This study investigates the fine-grained correspondence between deep neural network (DNN) representations and human object perception. Addressing the limitation of prior work—restricted to coarse-grained category-level similarity analyses—we propose, for the first time, an unsupervised object-level representation alignment method based on Gromov–Wasserstein optimal transport. Our approach directly matches internal representations of individual objects in human cognition (behavioral similarity judgments from the THINGS dataset) with those in vision models (CLIP and self-supervised models). Results demonstrate that CLIP achieves significant alignment with human representations at both fine-grained (object-level) and coarse-grained (category-level) scales, whereas self-supervised models exhibit only coarse-grained categorical clustering and fail to align at the fine-grained level. These findings establish language supervision as a critical factor in acquiring high-fidelity, fine-grained object representations. The work introduces a novel paradigm for probing human visual representation mechanisms and enhancing DNN interpretability through principled, instance-level representational alignment.

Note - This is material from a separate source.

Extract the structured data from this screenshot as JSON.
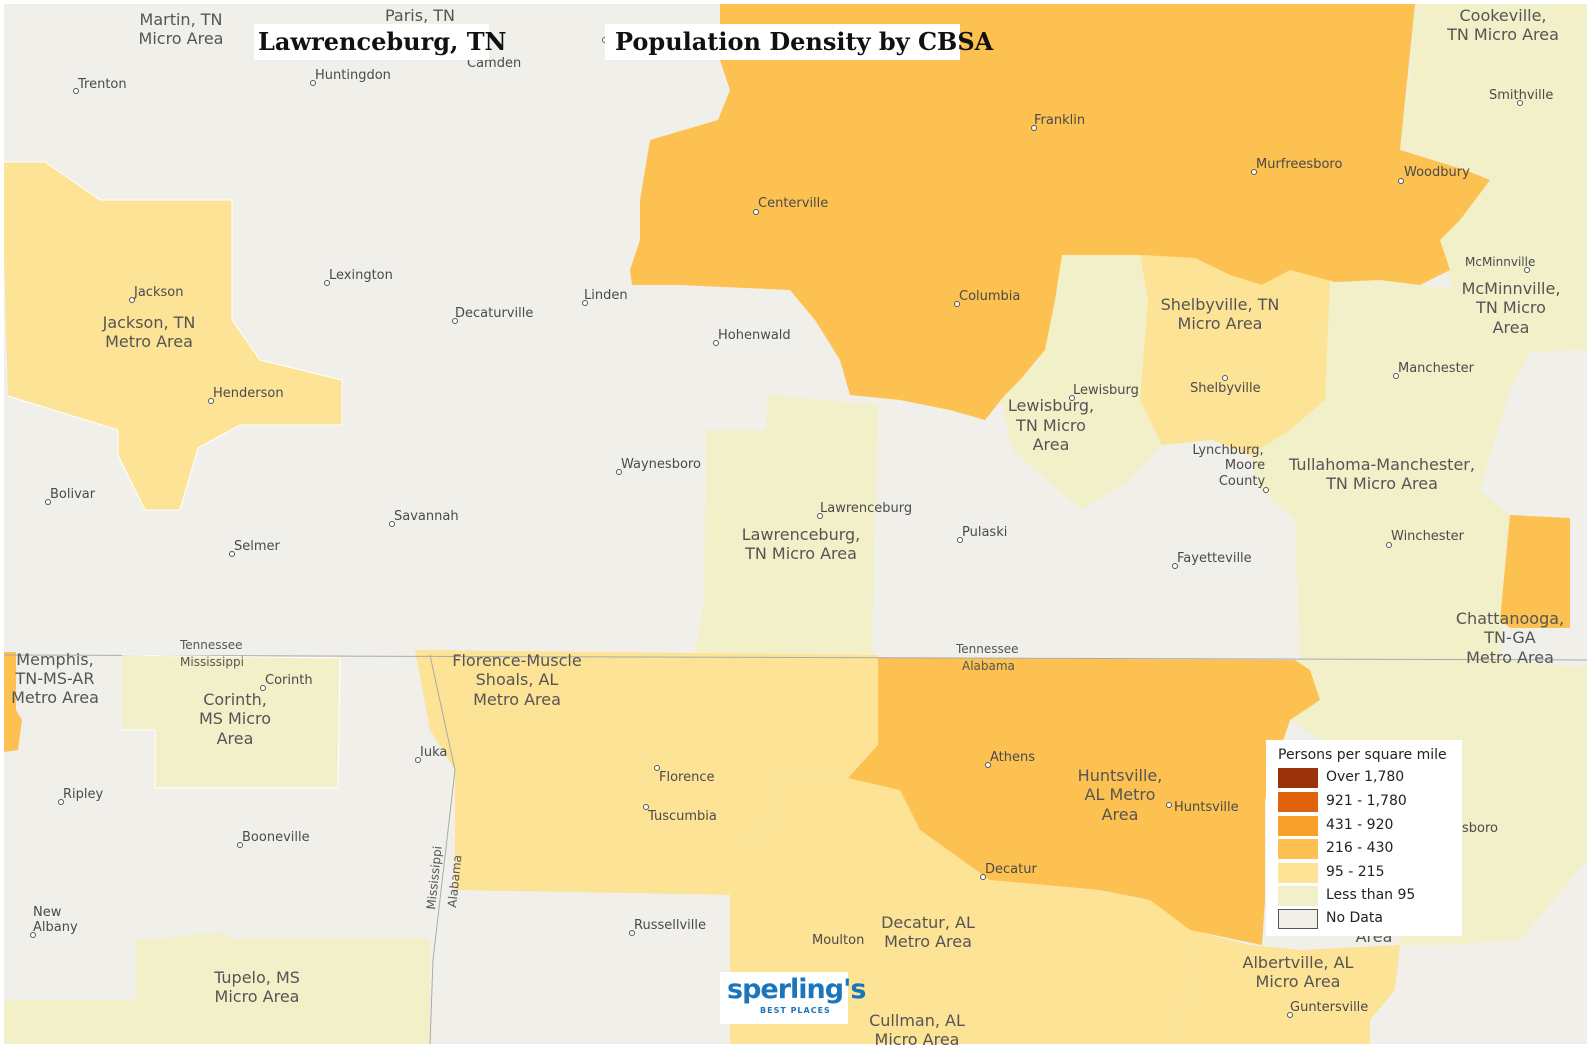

The learning mechanisms by which humans acquire internal representations of objects are not fully understood. Deep neural networks (DNNs) have emerged as a useful tool for investigating this question, as they have internal representations similar to those of humans as a byproduct of optimizing their objective functions. While previous studies have shown that models trained with various learning paradigms - such as supervised, self-supervised, and CLIP - acquire human-like representations, it remains unclear whether their similarity to human representations is primarily at a coarse category level or extends to finer details. Here, we employ an unsupervised alignment method based on Gromov-Wasserstein Optimal Transport to compare human and model object representations at both fine-grained and coarse-grained levels. The unique feature of this method compared to conventional representational similarity analysis is that it estimates optimal fine-grained mappings between the representation of each object in human and model representations. We used this unsupervised alignment method to assess the extent to which the representation of each object in humans is correctly mapped to the corresponding representation of the same object in models. Using human similarity judgments of 1,854 objects from the THINGS dataset, we find that models trained with CLIP consistently achieve strong fine- and coarse-grained matching with human object representations. In contrast, self-supervised models showed limited matching at both fine- and coarse-grained levels, but still formed object clusters that reflected human coarse category structure. Our results offer new insights into the role of linguistic information in acquiring precise object representations and the potential of self-supervised learning to capture coarse categorical structures.